Cluttered cranium - I watched an interview with golfer Jordan Spieth about his mental approach on the way to winning the Masters championship in 2015. I was surprised to hear him talk about working hard to unclutter his mind, to stop thinking about it between rounds and to think of anything else that was not golf related. “When I won, I could finally take a deep breath and enjoy everything that had happened,” Spieth said. Intrusive obsessive thoughts about the game have driven many a coach and athlete to the sidelines or to another profession. It’s only great fun if you can compartmentalize and keep it all in perspective. I guess there is something to be said for one day being pretty much like every other one, but it sure sounds like a flat life on a round planet. Ask Spieth if he controlled his own destiny leading by five strokes entering the back nine of Sunday's final round of Masters. Destiny is what happens to us, we do not control it. Perhaps like Grandmom Rose says, "It all comes down to random acts of weirdness."
A good loss - The saying goes, “There’s no such thing as a good loss or a moral victory," but I disagree. A championship effort that doesn’t result in a win is a sign that you have a championship-caliber team, and when given the chance to play for all the marbles you just may be the winner. Cape baseball lost at Caravel April 8 2-1, with the top-ranked Bucs pushing across the winning run in their final at bat. That game showed me that Cape has the talent to get back to Frawley Stadium and make another run at that elusive state title. Think about something else in between games, perhaps the prom.
Enduring friendship - South America writers call it magical realism, a way of keeping all persons alive in the present who are physically in the past. I do it with my ageless and timeless Grandmom Rose. Joe "Chico" Barranco finished the Oy Vey 5K then set up two chairs on the front lawn at the Jewish Community Center. "One for your legs?" I asked Chico. "No, the other one is for Tommy [Coveleski]," he said, killing me softly. I had to notice and ask Chico, otherwise he wouldn’t have said anything other than appearing to talk to himself. No, that’s a buddy.

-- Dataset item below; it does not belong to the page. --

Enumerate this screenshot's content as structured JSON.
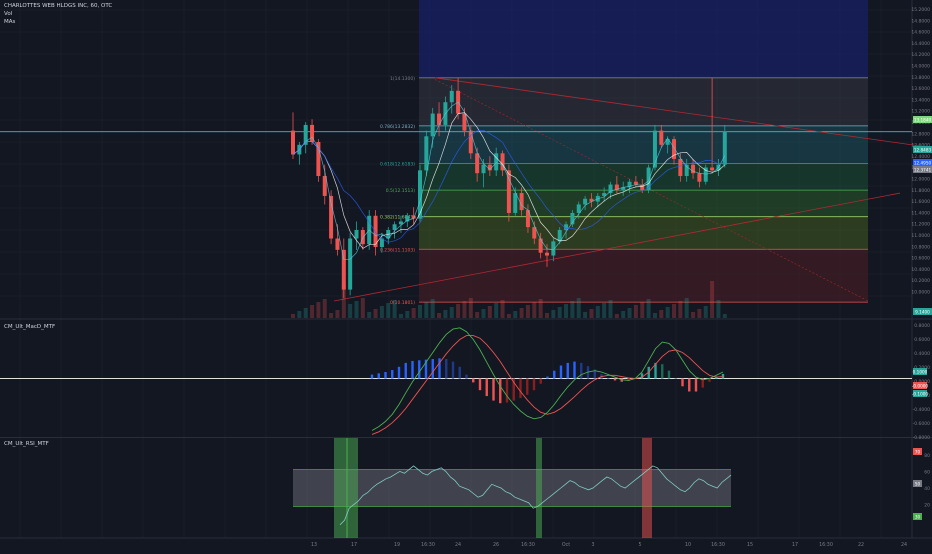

Snippets - Kassidy Gallow from Greenwood, who played softball at Delaware Tech in Georgetown, is a junior on the University of Tennessee softball roster. The Vols play in the SEC and are 30-10 on the season, ranked 16th in the country. Kassidy hit .389 and scored 15 runs for Del Tech in 2014. She is one of Emil and Karen Gallo's seven children. Tiara Duffy is hitting .250 and has appeared in 25 games for the 30-9 South Carolina Gamecocks. Congrats to Polytech lacrosse player Jamie Trabaudo for scoring goal No. 200 and Presley Conaty of Archmere for hitting the 100-goal plateau. Both athletes are locally connected through many friends, so they get a Fredman column name drop to hang on their refrigerator. Diaz Nardo is playing third base for the Delaware Blue Hens, who are 20-11. Ozzie is batting .273 with five home runs. Delaware softball is 24-13 and has one Delaware player on the roster, junior Carolyn Szymanski, a pitcher out of Caravel. Go on now, git!